Comment

Van Jones' Statement

734
Pianobuff9/06/2009 1:38:42 pm PDT

re: #709 Diego

No, but the trade-off is in a working wage.

If I have a burger joint I have to have so many employees for the hours I’m open. I can’t fire people when the wage goes up 25c and so maybe I raise my fries 10c. It’s called ‘inflation’ and you can’t escape it even if you never raise the wage. It’s just a part of doing business.

Otherwise, you hire whomever you can get for as little as you’re willing to pay and you don’t give a damn if they can afford to live on it or not.

Currently, you have people working 2 or 3 minimum wage jobs and barely surviving. Add to this tat they have no health care and guess who is picking up that tab? You are.

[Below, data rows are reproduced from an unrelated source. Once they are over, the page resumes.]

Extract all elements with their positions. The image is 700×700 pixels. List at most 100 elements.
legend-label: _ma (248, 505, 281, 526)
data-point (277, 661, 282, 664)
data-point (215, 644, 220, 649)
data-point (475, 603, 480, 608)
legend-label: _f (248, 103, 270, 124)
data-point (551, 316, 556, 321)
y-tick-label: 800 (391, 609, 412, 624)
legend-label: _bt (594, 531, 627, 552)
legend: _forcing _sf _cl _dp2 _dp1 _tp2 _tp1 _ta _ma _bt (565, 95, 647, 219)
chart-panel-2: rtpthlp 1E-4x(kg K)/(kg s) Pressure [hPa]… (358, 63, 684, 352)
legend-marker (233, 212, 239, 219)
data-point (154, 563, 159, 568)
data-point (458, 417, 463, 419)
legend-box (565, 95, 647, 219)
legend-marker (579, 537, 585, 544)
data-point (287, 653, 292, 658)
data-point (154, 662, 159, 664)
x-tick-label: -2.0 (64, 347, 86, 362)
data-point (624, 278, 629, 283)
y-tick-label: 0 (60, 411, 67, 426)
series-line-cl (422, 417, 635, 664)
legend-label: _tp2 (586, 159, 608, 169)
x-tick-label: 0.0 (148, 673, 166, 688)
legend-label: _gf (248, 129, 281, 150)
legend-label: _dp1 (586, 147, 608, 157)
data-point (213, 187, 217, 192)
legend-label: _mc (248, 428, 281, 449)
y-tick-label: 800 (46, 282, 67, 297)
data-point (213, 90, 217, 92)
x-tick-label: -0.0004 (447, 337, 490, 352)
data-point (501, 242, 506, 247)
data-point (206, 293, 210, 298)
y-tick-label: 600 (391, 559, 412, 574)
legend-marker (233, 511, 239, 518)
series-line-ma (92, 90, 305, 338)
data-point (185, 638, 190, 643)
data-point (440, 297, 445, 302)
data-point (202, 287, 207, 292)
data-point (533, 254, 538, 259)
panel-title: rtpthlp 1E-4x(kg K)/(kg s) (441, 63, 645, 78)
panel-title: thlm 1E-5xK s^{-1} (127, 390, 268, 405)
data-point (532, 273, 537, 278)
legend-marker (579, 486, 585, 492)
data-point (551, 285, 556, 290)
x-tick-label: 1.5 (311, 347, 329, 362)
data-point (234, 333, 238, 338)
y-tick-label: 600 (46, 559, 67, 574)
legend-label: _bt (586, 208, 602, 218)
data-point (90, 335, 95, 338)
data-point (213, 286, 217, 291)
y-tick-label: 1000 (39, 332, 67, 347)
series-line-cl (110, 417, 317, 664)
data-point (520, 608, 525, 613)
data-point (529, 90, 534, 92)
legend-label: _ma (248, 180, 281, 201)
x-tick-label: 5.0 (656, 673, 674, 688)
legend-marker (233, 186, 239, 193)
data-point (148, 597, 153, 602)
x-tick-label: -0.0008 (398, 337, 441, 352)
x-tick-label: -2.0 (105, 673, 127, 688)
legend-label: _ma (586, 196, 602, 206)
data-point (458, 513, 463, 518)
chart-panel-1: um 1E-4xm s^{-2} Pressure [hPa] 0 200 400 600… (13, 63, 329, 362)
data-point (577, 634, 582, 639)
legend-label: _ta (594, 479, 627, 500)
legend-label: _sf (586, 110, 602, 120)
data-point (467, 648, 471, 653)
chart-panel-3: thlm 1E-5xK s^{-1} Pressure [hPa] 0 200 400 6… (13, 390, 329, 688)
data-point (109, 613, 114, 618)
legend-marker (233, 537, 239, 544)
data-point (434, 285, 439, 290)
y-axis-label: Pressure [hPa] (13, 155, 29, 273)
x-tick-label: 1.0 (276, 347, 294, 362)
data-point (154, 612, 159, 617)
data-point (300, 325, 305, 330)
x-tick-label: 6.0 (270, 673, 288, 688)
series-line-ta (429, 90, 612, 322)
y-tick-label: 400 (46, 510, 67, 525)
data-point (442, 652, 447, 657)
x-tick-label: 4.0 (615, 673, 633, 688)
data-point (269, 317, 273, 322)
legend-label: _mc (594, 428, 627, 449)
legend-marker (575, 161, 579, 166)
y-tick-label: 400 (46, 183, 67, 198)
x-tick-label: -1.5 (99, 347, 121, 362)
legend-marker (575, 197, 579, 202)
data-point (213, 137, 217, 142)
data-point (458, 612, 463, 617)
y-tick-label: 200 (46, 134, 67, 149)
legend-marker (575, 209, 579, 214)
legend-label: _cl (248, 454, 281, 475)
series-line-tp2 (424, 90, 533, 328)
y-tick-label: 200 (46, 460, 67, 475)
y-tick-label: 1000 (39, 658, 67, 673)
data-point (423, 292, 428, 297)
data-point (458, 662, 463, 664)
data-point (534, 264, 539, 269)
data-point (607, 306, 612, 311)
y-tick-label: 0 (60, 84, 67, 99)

Is it not better to give them a good working wage, as well as affordable health care they can pay for out of that wage without going broke, and catching the savings off the back end?

The business owner is in the best position of knowing how this will affect their books. They may downsize, raise prices (as you point out, but there business may suffer as a result), put in more hours of his/her own time to make up the difference. There are even illegal strategies which are adopted such as paying people under the table, etc. Black market economies generally arise in such situations.

Your intentions are honorable, believe me they are. It’s just that the results don’t align with the intentions, and too often one can get the opposite of what one intended.